We've been using PARLANSE, a parallel programming langauge with explicit partial-order specification of concurrency for the last decade, to implement a scalable program analysis and transformation system (DMS Software Reengineering Toolkit) that mostly does symbolic rather than numeric computation. PARLANSE is a compiled, C-like language with traditional scalar data types character, integer, float, dynamic data types string and array, compound data types structure and union, and lexically-scoped functions. While most of the language is vanilla (arithmetic expressions over operands, if-then-else statements, do loops, function calls), the parallelism is not. Parallelism is expressed by defining a "precedes" relation over blocks of code (e.g, a before b, a before c, d before c)
written as
(|; a (... a's computation)
(<< a) b ( ... b's computation ... )
(<< a) c ( ....c's computation ...)
(>> c) d ( ... d's computation...)
)|;
where the << and >> operators refer to "order in time". The PARLANSE compiler can see these parallel computations and preallocate all the structures necessary for computation
grains a,b,c,d, and generate custom code to start/stop each one, thus minimizing the overhead to start and stop these parallel grains.
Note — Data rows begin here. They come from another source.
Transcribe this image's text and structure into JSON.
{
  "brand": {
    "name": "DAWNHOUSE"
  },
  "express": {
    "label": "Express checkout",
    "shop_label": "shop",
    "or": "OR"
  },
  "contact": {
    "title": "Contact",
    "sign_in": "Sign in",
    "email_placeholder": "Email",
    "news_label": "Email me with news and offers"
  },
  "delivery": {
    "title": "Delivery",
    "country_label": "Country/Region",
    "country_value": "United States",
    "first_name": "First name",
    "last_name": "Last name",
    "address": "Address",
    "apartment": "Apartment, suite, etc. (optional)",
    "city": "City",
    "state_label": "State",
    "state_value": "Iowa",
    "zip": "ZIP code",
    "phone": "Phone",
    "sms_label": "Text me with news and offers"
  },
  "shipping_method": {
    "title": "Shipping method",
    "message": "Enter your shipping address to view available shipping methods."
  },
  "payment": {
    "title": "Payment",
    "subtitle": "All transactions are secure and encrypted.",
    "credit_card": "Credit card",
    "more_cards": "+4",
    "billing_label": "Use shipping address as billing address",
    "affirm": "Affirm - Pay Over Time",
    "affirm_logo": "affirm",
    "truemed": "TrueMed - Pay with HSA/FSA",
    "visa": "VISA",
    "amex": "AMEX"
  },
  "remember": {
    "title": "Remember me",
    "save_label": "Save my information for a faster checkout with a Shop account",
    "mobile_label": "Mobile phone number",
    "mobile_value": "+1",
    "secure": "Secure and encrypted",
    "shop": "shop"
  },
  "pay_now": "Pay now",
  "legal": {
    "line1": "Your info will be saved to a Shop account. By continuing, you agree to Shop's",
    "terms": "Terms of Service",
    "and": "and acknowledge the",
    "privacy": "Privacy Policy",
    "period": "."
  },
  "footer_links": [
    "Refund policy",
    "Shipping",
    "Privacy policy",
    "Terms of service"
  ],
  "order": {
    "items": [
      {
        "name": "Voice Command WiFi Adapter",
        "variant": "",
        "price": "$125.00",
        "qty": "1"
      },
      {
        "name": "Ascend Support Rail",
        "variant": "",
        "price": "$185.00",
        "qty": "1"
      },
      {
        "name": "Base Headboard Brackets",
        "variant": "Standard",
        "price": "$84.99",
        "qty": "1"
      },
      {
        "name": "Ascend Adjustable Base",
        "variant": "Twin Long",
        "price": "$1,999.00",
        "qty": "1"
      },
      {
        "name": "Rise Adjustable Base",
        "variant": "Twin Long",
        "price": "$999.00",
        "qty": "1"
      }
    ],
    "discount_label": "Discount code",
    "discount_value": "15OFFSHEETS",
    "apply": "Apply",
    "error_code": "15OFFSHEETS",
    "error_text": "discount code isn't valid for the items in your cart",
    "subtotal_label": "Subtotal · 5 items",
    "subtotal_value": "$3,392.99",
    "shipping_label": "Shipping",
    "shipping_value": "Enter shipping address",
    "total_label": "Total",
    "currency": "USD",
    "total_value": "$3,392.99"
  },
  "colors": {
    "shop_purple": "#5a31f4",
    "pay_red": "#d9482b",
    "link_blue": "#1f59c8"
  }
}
See this link for parallel iterative deepening search for optimals solutions to the 15-puzzle, which is the 4x4 big-brother of the 8-puzzle. It only uses potential parallel as a parallelism construct (|| a b c d ) which says there are no partial order constraints on the computations a *b* c *d*, but it also uses speculation and asynchronously aborts tasks that won't find solutions. Its a lot of ideas in a pretty small bit of code.
PARLANSE runs on multicore PCs. A big PARLANSE program (we've built many with 1 million+ lines or more) will have thousands of these partial orders, some of which call functions that contain others.
So far we've had good results with up to 8 CPUs, and modest payoff with up to 16, and we're still tuning the system. (We think a real problem with larger numbers of cores on current PCs is memory bandwidth: 16 cores pounding a memory subsystem creates a huge bandwidth demand).
Most other languages don't expose the parallelism so it is hard to find, and the runtime systems pay a high price for scheduling computation grains by using general-purpose scheduling primitives. We think that's a recipe for disaster or at least poor performance because of Amhdahl's law: if the number of machine instructions to schedule a grain is large compared to the work, you can't be efficient. OTOH, if you insist on computation grains with many machine instructions to keep the scheduling costs relatively low, you can't find computation grains that are independent and so you don't have any useful parallelism to schedule. So the key idea behind PARLANSE is to minimize the cost of scheduling grains, so that grains can be small, so that there can be many of them found in real code. The insight into this tradeoff came from the abject failure of the pure dataflow paradigm, that did everything in parallel with tiny parallel chunks (e.g., the add operator).
We've been working on this on and off for a decade. Its hard to get this right. I don't see how folks that haven't been building parallel langauges and using/tuning them for this time frame have any serious chance of building effective parallel systems.